The rift in the storage software industry has taken definite shape now IBM has revealed its plans for the Aperi open source group that it founded last year.
IBM said it will donate a million lines of storage management code to Aperi, and that its fellow Aperi members Fujitsu and McData will also hand over some code. Big Blue also announced that Aperi is to become part of the Eclipse Foundation, the now independent open source body that was originally set up by IBM.
The storage industry’s dominant trade body, the Storage Networking Industry Association (SNIA), contributed to the announcement with an unequivocal endorsement of Aperi, which it said would accelerate the take-up of the SMI-S standard that the body itself is currently developing.
The storage software industry is now split into two camps – Aperi, and the so-called Gang of Five. Both claim to be promoting the SMI-S storage management standard, and both plan to release some form of public or shared building block code.
The differences are that the Gang of Five – which has not given itself a name – has not committed to open source code, dwarfs Aperi in terms of market presence, and says that, unlike Aperi, it will work from within SNIA.
Aperi was founded last year, and its 10 members consist of many of IBM’s partners and allies including Network Appliance, LSI Logic, Brocade Communications Systems, CA, Cisco Systems and McData. IBM’s announcement was the big Aperi splash that the Gang of Five had attempted to pre-empt with an announcement that it made just days before.
The Gang formed only recently when it released its statement, which re-affirmed its members’ commitment to the emerging SMI-S storage standard and to SNIA. Unlike Aperi, the Gang wields a lot of muscle, as it includes the three biggest names in the storage software sector – EMC, Symantec, and Hewlett-Packard Co – alongside the lesser presences of Hitachi and Sun Microsystems.

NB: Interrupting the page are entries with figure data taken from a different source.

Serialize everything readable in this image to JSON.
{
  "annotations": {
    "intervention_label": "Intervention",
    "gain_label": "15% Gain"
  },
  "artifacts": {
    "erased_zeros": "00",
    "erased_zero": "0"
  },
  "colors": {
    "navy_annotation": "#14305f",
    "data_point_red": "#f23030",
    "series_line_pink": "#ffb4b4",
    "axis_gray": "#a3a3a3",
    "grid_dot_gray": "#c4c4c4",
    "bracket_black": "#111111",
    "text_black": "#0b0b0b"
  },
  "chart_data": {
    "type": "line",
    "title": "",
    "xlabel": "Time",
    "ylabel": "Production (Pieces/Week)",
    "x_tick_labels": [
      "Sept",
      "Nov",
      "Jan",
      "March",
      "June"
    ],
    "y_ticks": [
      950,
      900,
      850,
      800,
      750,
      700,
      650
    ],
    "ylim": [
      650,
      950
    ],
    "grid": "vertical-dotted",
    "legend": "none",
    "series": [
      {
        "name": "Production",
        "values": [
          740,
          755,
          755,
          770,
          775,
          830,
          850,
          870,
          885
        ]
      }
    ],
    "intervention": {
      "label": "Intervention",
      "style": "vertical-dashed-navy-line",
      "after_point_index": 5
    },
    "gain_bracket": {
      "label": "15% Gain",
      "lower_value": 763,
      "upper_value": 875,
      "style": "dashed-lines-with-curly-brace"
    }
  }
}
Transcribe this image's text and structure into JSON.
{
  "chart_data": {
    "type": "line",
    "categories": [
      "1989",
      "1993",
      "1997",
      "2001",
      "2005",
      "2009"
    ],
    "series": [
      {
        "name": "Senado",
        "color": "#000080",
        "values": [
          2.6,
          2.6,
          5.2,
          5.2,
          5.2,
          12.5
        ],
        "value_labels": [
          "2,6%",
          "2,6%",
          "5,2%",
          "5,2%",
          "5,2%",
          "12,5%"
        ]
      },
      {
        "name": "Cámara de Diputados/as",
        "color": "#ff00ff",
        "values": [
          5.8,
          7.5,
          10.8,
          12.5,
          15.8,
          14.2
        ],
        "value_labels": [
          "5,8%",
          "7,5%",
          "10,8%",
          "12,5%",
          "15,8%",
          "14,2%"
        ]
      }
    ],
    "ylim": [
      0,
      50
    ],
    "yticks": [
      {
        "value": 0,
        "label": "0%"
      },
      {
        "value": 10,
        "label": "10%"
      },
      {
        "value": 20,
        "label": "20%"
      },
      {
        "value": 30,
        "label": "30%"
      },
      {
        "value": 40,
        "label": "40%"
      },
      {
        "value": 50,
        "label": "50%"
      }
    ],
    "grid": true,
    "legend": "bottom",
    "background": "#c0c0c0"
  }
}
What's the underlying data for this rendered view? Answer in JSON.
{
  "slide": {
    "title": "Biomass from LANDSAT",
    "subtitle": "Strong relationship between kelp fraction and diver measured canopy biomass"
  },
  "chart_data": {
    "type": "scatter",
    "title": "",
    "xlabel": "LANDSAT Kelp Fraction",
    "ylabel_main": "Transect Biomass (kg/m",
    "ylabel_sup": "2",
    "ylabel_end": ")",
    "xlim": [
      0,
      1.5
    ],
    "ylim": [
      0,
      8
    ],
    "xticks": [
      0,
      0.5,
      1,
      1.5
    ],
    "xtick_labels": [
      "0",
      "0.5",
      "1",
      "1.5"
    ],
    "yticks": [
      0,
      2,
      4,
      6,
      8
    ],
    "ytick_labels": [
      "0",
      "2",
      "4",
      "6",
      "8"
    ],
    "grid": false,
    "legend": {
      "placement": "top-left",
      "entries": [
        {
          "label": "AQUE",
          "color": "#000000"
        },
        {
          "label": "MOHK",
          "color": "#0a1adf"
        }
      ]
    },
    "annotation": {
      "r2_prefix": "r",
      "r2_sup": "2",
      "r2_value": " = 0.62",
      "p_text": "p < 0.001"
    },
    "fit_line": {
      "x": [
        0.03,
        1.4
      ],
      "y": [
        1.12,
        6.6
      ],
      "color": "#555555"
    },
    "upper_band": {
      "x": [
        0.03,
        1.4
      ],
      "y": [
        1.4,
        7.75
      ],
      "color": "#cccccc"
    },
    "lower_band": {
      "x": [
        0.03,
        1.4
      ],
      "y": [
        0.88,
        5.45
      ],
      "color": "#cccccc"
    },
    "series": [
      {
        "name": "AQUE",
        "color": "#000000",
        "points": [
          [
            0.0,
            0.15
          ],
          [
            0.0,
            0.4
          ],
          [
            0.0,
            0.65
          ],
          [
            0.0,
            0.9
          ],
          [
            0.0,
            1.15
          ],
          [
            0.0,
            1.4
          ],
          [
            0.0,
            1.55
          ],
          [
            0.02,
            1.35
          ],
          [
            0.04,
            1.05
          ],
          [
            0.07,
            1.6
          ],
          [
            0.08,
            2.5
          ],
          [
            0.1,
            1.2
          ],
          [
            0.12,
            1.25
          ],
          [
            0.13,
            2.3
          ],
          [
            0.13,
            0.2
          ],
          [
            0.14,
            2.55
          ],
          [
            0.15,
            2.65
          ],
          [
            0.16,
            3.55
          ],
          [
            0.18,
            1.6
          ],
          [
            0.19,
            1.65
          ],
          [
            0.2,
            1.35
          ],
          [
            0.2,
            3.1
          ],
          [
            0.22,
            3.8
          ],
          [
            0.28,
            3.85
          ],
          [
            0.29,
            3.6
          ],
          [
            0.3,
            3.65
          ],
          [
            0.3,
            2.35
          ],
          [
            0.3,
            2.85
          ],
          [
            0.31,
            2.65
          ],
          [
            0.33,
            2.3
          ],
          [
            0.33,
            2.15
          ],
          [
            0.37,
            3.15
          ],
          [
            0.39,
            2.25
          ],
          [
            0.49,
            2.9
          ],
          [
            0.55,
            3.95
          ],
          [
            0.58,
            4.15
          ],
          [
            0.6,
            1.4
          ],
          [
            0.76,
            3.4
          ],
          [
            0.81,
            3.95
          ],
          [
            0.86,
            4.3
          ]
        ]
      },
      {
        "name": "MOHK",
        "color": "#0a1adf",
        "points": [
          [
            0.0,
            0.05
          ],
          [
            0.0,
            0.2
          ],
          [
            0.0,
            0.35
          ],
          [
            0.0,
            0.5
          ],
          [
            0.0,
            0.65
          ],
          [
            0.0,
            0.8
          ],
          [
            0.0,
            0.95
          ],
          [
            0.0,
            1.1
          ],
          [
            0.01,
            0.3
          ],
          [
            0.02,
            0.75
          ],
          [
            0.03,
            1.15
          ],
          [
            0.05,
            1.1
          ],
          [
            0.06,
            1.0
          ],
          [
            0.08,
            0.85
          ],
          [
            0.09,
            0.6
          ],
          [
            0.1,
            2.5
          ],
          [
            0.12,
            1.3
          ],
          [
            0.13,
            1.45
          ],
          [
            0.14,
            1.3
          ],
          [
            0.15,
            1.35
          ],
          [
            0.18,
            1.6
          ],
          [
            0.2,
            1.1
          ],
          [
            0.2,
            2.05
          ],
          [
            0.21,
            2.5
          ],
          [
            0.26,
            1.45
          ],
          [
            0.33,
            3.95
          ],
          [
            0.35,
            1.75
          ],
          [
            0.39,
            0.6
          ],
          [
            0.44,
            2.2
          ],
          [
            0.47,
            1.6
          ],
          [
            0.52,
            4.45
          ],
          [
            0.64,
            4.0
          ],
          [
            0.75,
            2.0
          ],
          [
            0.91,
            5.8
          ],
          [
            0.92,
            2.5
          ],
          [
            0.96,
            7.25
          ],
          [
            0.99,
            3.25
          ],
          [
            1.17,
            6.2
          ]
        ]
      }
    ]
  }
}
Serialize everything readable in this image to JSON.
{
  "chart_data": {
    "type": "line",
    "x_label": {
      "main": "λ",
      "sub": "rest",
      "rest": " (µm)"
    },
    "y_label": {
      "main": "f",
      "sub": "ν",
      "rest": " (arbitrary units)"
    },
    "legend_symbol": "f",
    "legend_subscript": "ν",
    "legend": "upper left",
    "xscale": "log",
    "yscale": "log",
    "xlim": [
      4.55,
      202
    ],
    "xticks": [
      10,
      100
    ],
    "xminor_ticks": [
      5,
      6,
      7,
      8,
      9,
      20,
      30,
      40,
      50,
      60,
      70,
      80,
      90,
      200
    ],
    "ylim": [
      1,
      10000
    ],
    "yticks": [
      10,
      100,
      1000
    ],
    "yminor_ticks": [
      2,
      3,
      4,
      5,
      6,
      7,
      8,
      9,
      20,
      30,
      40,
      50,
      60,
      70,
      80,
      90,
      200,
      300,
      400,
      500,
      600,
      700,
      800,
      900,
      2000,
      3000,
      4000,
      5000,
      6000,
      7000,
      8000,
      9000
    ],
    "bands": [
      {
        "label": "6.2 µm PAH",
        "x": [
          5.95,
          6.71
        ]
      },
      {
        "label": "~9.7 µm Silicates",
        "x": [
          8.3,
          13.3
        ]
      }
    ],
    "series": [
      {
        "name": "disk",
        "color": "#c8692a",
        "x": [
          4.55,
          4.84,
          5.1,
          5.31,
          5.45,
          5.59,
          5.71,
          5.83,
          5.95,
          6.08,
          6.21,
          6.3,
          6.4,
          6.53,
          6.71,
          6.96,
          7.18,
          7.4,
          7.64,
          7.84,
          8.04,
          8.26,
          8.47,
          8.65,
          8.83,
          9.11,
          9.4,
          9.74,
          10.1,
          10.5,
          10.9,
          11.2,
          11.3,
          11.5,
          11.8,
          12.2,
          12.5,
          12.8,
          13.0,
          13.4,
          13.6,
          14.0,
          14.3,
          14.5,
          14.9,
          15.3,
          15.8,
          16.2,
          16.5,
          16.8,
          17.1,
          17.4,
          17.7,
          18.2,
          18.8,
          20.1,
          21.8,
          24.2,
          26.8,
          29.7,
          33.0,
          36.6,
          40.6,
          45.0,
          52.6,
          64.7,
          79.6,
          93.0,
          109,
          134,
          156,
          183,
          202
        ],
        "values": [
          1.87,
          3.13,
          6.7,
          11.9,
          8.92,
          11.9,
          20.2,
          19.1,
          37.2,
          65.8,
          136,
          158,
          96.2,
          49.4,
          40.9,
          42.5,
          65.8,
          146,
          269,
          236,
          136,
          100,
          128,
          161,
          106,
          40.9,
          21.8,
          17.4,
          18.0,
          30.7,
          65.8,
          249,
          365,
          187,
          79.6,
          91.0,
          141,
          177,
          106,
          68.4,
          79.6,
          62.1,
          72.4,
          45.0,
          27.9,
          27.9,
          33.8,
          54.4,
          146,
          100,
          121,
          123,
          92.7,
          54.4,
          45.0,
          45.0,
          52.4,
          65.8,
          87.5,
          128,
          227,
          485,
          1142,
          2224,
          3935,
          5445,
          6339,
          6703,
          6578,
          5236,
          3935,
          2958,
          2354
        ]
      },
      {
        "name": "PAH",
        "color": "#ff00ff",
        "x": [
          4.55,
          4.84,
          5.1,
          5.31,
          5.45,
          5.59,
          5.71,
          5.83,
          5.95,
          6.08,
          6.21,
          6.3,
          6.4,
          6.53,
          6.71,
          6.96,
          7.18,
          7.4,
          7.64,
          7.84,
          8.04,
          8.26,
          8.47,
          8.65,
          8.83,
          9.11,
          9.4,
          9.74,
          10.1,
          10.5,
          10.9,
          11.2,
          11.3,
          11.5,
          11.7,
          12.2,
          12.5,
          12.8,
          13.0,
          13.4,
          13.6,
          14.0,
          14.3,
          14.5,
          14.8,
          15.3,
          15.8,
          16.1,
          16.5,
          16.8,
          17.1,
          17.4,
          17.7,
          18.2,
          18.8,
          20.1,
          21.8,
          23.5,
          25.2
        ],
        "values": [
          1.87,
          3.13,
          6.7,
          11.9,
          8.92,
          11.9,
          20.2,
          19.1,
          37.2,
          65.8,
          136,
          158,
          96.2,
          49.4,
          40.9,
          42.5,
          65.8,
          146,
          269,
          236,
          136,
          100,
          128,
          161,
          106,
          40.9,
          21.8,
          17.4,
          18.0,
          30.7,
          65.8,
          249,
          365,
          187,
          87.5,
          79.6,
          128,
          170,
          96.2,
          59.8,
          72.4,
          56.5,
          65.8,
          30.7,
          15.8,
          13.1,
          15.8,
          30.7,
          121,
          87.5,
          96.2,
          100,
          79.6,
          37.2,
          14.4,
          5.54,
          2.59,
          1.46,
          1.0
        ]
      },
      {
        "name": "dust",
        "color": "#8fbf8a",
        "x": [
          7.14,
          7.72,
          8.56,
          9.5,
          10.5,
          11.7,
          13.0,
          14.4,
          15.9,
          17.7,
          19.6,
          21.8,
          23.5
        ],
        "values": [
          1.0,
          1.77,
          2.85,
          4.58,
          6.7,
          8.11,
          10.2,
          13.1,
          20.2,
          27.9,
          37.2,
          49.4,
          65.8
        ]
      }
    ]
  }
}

The statement also promised that, like Aperi, the group would develop some form of public, shared storage management code, although not necessarily open source. Coincidentally, SNIA recently admitted that it has proposed to its membership constitutional changes that, if approved later this year, will allow it to embrace code development.
The group of five’s statement did not mention Aperi by name, but its timing and its emphasis on SMI-S and action in concert with SNIA was clearly intended to remind the world that Aperi was set up outside of SNIA, and as such might be considered a proprietary effort. SNIA has, however, emphatically confirmed its support for Aperi.
IBM said that it will donate its code to Aperi at the start of July, and that the formation of a sub-group within Eclipse normally takes around 30 days to be approved. The million lines of IBM code are currently being assembled, and IBM said it is working to remove IBM-centric code the sort of content that might justify charges of a proprietary bias.
The SMI-S standard is some way from covering all storage management functions, however, and as such IBM’s shipping code as distinct from what it says it will donate to Aperi will certainly contain proprietary elements.